Oddly, shyness has never manifested itself in the performance space for me. It was always backstage where I felt my heart racing, in the terrifying moment when I was faced with the horror of (dramatic sound effect) talking to strangers. When all social graces escaped me, small talk became a foreign language and natural banter floated over my head as I froze in a dark, self-conscious loop of negative self-talk, wishing I could spontaneously combust. I think of the person I was then and the people I worked with, some of whom are now very prominent in both radio and TV, and I think they must have wondered who was that strange silent girl in the corner, clutching a table leg like it was her mother.
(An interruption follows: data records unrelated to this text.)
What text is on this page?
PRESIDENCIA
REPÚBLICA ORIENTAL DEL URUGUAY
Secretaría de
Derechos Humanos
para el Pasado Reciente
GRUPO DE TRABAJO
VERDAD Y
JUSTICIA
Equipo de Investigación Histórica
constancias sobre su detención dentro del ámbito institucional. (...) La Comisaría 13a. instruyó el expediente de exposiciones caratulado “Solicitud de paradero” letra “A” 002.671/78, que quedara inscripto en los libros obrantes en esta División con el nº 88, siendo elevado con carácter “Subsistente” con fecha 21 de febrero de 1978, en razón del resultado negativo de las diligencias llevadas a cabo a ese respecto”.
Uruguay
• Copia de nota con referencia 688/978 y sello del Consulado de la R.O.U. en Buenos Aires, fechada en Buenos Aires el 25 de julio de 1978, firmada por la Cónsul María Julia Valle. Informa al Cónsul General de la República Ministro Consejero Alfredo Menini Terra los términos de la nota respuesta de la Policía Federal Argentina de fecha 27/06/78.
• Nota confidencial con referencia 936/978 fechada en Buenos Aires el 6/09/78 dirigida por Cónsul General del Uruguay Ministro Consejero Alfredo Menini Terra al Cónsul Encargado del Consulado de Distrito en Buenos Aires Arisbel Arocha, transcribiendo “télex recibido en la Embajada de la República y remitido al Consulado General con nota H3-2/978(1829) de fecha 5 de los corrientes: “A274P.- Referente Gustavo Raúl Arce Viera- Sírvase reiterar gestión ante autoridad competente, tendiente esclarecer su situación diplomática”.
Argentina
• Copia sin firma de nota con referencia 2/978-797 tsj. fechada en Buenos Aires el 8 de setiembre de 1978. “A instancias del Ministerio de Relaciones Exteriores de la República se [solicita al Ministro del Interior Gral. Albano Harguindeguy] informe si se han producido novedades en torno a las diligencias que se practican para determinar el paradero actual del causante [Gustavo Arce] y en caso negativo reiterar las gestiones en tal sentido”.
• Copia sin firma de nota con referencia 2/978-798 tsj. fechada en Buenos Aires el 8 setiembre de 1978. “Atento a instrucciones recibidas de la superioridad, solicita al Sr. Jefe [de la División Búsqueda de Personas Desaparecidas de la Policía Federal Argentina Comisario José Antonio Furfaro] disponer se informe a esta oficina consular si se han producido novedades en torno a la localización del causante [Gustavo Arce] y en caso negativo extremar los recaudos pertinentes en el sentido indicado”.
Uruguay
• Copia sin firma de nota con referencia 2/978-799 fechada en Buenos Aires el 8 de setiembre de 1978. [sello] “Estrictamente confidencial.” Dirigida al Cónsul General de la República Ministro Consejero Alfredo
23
I also know there’s still a big part of me that would regress, were I to find myself working with them again. But the difference is, after 12 years of breakfast radio, I’ve learnt two things: first, people love to talk about themselves; and second, if you ask people questions, and you engage with their answers, you shift the focus away from your own inner quivering mess. Basically, get over yourself and think about someone else.

Radio became the antidote to my shyness, because through my daily practice of conversation – and it really does take practice, like any other skill you’re honing – I learnt to put myself at ease by simply taking an interest in others. The by-product of this was that whether I was chatting with listeners or Oscar winners, I would hear wonderful stories that were hilarious, moving or shocking … and invaluable material for a content-hungry breakfast show.

I wouldn’t say I’ve totally mastered my fear, but I’m far more comfortable in my introverted skin because I have this technique, which is so simple I feel confident I can teach it to my daughter. You know, as a key part of my home-schooling curriculum. That and the handy tip that if all else fails, check your phone every three minutes as though you’re expecting a life-changing tweet.